Though the the Internet Broadway Database lists her first appearance on Broadway as a Constanze replacement in Amadeus, Irving says that she was in Lincoln Center’s second production under her father’s aegis. “In The Country Wife, I sold Stacy Keach a guinea pig,” she says, still amused that she got to do that. As for her daddy’s first co-production, “I can still recite all the last speeches from Danton’s Death,” she says, then lickety-split goes into a bit of the hero’s wrap-up. “I don’t know my lines from today,” she jokes, “but I do know everything that went on back then.” Yet she says that, as excited as she was to be on the Lincoln Center stage at the age of 13, her biggest thrill during her father’s Lincoln Center tenure “was being with Tennessee Williams in the green room” when the playwright’s A Streetcar Named Desire was staged at the Vivian Beaumont in 1973.
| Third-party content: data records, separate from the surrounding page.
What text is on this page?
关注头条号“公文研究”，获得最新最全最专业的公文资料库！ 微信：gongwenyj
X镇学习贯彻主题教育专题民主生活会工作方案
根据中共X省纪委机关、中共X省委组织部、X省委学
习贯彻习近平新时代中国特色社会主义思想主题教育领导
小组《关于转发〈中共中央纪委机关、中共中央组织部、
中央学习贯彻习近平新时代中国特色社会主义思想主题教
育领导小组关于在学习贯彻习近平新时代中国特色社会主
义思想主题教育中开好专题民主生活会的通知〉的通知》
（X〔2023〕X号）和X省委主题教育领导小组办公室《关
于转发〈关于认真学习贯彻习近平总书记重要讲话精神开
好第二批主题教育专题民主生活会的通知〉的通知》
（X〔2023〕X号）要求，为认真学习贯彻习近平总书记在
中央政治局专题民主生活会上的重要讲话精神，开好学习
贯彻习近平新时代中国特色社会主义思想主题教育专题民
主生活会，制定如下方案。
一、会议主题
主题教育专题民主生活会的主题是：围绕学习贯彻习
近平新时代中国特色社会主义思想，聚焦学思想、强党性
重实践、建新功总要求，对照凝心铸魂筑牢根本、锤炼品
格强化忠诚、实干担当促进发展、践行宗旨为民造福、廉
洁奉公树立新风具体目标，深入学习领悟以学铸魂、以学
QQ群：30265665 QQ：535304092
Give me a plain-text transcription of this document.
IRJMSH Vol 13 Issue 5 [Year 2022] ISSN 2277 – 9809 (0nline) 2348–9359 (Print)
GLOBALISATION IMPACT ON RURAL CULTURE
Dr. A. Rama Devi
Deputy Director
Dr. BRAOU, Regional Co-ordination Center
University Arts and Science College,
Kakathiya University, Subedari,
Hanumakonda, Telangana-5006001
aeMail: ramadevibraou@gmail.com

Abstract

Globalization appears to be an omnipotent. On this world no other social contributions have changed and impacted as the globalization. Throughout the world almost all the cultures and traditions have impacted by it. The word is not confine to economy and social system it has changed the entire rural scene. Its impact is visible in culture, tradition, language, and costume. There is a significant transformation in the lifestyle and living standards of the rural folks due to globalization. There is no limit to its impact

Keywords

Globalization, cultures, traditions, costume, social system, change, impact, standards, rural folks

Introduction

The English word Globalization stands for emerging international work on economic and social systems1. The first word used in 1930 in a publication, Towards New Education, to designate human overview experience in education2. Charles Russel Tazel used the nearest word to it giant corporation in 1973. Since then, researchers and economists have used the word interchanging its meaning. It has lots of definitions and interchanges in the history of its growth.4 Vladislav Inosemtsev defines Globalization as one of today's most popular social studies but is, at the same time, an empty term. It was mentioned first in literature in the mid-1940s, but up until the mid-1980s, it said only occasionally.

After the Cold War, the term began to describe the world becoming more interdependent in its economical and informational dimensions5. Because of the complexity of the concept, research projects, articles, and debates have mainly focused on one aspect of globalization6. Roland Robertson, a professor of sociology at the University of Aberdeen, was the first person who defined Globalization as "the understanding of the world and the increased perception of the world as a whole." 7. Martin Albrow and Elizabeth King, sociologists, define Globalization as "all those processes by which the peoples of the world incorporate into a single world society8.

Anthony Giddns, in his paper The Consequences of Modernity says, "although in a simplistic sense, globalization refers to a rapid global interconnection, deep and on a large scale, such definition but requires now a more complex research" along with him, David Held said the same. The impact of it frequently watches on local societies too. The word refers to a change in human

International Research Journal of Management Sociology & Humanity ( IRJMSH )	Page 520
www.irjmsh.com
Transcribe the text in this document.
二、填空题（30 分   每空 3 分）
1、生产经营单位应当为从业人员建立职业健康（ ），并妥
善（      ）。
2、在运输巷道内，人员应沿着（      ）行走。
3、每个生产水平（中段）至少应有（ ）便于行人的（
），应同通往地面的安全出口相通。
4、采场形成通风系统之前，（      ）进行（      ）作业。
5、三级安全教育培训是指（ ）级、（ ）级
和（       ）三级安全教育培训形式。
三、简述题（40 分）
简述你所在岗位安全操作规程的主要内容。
Now she’s back in a green room, talking to me and claiming, “I feel more at home in a theater dressing room than anywhere else in the world.” I bring up the sad fact that actresses of a certain age — Irving is now 51– often have a hard time in Hollywood. Is that why she’s returned to the theater? “There isn’t the opportunity in Hollywood that there used to be,” she admits, “but I’ve never stopped doing theater.” Twenty years ago, she did a Broadway revival of Heartbreak House; 16 years ago was The Road to Mecca (for which she won an OBIE); and 10 years ago was Arthur Miller’s new play Broken Glass. “He gave us new pages all the time, which is happening with Celadine,” she says, not at all complaining but just explaining the process. (Of course, that sort of thing didn’t happen when Irving played Olga in The Three Sisters at the Roundabout seven years ago.)

Irving met Evered on September 11, 2002; she had volunteered to be part of Brave New World, readings of new plays that dealt with the World Trade Center tragedy. Evered was so thrilled with what she did with his one-acter that he said he’d write a full-length script for her. “That was quite a compliment,” she says. “Up till now, I’ve only had songs written for me,” she tells me — but when I ask what they are, she looks flustered. “I’d rather not say,” she responds, “and I shouldn’t have even mentioned that.” When I ask if they’re songs that everybody knows, she answers, “Well, yes, some do. You mean, can you go to a record store and buy them? Yes.” And the way she stresses that last word, she lets me know that this is all I’m going to get out of her on the subject.

Amy Irving in Celadine(Photo © Daniel Mozes)
Amy Irving in Celadine
(Photo © Daniel Mozes)

Irving is also purposely vague about Celadine — “because it’s a mystery, and I don’t want to give too much away,” she explains. But every now and then, she lets a factoid or two slip through. Seems that the play also has Charles II as a character, along with Mary, Celadine’s maid, who becomes her best friend. Then there’s Elliot Blakely, an actor who wants to commission a play from her and becomes her lover. The play that she writes deals with her child, who died from the plague. There’s also a tongueless boy whom she picks up off the street and brings into her home. Irving refers to him as “her horse,” and when I question her on that, she again shakes her head to indicate that she doesn’t want to say too much. “Let’s just say I like to ride my men,” she states.

After Celadine, Irving has another theatrical project on tap. “Two years ago, in Brazil,” she says, “there was a one-woman show about Elizabeth Bishop, the American poet who, in the early ’50s, went to Brazil and had a bad reaction from a cactus she touched. A lesbian couple took her in, and Elizabeth and one of the women of the couple fell in love. They were together for 16 years. The poetry that emerged from that relationship allowed her to win the Pulitzer Prize. I know Portuguese from being with my husband all these years; so I worked with the writer, Marta Goes, who lives five miles from where Elizabeth lived. I get credit as one of the translators of what we now call A Safe Harbor for Elizabeth Bishop. We’ve already done it at Vassar, with Richard Jay-Alexander directing. We’ll do it Off-Broadway next spring.”

Did I ask Irving about her previous husband, Steve Spielberg? Of course. “He’s still my best friend,” she says in the grand tradition of so many Hollywood ex-wives who’ve stated to the press the exact same thing.